Suppose I wish to calculate the sample size needed to detect a one percent change in a proportion that is normally at 35%. I don't mean 35% to 36%, I mean 35% to 35.35%. Here is the calculation in R blowing up:
> library(pwr)
> p2 = 0.35
> p1 = p2*1.01
> p1
[1] 0.3535
> h = 2 * asin(sqrt(p1)) - 2 * asin(sqrt(p2))
> alpha = 0.05
> beta = 0.05
> pwr.2p.test(h=h, sig.level=alpha, power = 1-beta)
Error in uniroot(function(n) eval(p.body) - power, c(2 + 1e-10, 1e+05)) :
f() values at end points not of opposite sign
Here is a 3% calculation succeeding and saying the sample needs to be of size 53,991:
> library(pwr)
> p2 = 0.35
> p1 = p2*1.03
> p1
[1] 0.3605
> h = 2 * asin(sqrt(p1)) - 2 * asin(sqrt(p2))
> alpha = 0.05
> beta = 0.05
> pwr.2p.test(h=h, sig.level=alpha, power = 1-beta)
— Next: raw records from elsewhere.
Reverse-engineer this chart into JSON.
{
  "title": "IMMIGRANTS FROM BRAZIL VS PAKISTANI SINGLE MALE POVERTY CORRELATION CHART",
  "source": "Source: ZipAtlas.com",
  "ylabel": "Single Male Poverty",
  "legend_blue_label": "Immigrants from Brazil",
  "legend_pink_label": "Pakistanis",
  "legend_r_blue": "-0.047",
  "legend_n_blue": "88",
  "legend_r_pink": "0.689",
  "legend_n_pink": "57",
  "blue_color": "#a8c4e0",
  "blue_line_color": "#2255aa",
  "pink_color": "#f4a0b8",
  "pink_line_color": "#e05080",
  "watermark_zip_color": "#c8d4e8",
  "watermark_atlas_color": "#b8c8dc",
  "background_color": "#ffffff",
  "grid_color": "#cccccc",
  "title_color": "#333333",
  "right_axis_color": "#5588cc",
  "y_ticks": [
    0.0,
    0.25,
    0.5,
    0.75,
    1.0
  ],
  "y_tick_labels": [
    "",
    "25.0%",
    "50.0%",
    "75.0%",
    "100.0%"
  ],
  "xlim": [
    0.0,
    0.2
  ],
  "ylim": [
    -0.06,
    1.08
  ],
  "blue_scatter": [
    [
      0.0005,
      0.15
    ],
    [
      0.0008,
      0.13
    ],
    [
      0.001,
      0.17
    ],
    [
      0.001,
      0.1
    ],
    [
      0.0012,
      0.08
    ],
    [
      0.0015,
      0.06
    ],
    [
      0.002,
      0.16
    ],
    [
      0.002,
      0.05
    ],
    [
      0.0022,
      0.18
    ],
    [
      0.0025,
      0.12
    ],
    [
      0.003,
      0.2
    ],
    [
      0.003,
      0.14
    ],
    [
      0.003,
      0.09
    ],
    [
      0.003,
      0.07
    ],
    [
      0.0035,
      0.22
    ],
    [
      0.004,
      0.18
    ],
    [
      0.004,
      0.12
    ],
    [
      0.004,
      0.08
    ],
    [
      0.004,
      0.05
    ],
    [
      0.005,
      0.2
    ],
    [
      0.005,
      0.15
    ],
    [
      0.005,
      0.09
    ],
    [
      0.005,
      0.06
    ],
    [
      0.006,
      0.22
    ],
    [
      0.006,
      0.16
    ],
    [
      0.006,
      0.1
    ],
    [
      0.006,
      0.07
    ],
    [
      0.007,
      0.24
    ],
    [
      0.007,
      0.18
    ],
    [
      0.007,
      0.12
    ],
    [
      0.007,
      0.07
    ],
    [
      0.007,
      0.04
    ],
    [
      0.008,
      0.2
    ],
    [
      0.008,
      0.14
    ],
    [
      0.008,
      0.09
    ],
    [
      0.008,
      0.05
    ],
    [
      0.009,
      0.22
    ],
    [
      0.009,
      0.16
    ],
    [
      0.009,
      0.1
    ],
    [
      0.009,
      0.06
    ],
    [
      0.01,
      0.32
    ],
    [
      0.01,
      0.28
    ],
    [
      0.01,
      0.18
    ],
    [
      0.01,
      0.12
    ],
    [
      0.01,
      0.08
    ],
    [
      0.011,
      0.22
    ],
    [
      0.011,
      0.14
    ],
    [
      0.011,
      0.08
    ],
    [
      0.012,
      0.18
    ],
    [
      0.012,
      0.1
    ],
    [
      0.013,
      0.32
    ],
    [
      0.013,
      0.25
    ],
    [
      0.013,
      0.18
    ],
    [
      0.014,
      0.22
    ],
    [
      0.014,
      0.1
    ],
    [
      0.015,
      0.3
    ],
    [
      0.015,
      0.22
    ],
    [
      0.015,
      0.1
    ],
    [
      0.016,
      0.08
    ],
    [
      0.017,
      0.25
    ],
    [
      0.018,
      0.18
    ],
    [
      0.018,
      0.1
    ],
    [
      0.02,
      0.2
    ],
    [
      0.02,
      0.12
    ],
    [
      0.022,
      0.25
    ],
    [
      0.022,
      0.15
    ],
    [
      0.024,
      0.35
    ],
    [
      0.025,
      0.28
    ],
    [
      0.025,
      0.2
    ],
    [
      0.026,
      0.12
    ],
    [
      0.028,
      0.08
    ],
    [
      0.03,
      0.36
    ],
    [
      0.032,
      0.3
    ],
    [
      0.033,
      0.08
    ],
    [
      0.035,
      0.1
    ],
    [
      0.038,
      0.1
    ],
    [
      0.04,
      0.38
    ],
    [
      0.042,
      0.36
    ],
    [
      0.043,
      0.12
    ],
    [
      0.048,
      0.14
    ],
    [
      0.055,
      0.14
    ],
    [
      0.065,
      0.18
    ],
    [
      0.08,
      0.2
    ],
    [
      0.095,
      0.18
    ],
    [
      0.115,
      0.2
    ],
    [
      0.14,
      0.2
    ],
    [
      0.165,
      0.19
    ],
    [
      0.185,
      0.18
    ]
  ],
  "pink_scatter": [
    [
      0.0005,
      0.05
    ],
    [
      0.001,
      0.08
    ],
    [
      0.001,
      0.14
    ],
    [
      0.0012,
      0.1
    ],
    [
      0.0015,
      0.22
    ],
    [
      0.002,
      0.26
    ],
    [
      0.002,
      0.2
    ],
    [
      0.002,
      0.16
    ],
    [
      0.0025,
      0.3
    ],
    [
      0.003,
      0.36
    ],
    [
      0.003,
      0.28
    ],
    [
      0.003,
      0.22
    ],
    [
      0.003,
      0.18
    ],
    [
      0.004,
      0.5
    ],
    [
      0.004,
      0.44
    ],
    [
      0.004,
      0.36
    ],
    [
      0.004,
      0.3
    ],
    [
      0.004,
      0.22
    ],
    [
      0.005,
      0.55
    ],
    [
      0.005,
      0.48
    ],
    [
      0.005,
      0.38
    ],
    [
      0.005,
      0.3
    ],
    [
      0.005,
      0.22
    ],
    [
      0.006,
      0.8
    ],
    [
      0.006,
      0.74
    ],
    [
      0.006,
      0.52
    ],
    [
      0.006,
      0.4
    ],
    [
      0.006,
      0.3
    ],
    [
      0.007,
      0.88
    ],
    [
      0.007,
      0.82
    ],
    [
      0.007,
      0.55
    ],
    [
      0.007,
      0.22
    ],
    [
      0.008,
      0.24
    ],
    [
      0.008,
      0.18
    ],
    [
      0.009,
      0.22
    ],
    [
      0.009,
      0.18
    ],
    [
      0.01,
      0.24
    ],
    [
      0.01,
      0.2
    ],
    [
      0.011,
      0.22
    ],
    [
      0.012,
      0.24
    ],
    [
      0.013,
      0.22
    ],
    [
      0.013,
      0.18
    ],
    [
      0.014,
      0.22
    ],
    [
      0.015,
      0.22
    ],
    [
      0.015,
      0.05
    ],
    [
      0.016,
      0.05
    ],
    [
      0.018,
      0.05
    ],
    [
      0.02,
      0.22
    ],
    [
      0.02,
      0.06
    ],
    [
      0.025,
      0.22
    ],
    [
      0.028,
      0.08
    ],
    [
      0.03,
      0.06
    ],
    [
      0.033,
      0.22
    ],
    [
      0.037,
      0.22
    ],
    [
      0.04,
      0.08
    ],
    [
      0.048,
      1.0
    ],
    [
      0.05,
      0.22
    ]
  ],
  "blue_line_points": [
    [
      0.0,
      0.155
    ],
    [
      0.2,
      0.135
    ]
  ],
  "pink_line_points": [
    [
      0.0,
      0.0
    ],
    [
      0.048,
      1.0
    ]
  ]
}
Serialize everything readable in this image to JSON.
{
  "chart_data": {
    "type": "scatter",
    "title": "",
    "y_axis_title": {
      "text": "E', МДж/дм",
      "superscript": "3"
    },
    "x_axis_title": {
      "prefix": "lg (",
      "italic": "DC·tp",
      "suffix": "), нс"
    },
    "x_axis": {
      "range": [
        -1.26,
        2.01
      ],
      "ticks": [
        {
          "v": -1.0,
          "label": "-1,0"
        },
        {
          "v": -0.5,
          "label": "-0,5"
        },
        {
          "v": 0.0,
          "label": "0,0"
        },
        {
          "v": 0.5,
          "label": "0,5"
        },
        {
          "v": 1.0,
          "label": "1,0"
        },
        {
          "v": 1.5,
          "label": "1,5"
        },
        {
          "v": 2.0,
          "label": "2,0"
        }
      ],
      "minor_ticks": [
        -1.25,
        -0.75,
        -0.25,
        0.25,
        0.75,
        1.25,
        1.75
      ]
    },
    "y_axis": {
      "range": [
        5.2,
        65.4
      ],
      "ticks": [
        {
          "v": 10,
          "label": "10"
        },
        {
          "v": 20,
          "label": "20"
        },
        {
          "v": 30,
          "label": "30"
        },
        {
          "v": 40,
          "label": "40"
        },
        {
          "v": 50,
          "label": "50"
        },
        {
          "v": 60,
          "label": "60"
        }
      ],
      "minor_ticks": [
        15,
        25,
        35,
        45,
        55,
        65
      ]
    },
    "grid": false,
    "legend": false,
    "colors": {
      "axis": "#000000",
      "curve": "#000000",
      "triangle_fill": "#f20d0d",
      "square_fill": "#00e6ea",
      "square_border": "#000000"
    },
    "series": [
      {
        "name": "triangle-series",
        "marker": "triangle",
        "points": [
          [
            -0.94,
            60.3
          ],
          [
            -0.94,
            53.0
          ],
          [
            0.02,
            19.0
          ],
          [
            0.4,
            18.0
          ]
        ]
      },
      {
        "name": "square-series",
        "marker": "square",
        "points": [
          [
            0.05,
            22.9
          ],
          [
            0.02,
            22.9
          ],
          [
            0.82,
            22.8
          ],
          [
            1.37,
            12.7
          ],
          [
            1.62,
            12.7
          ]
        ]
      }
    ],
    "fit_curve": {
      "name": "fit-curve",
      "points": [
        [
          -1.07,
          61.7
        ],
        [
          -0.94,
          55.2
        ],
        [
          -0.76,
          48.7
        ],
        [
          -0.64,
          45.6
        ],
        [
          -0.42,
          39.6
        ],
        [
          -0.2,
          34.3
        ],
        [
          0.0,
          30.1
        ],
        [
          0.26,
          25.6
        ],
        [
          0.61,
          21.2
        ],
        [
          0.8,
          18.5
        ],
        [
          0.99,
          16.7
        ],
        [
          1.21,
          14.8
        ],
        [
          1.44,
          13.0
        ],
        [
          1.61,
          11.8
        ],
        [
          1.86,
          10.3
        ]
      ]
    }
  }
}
Difference of proportion power calculation for binomial distribution (arcsine transformation)
h = 0.02194005
n = 53990.98
sig.level = 0.05
power = 0.95
alternative = two.sided
NOTE: same sample sizes
I accept all the assumptions above (same sample size, two-sided test, etc.). See here and here for more info on pwr.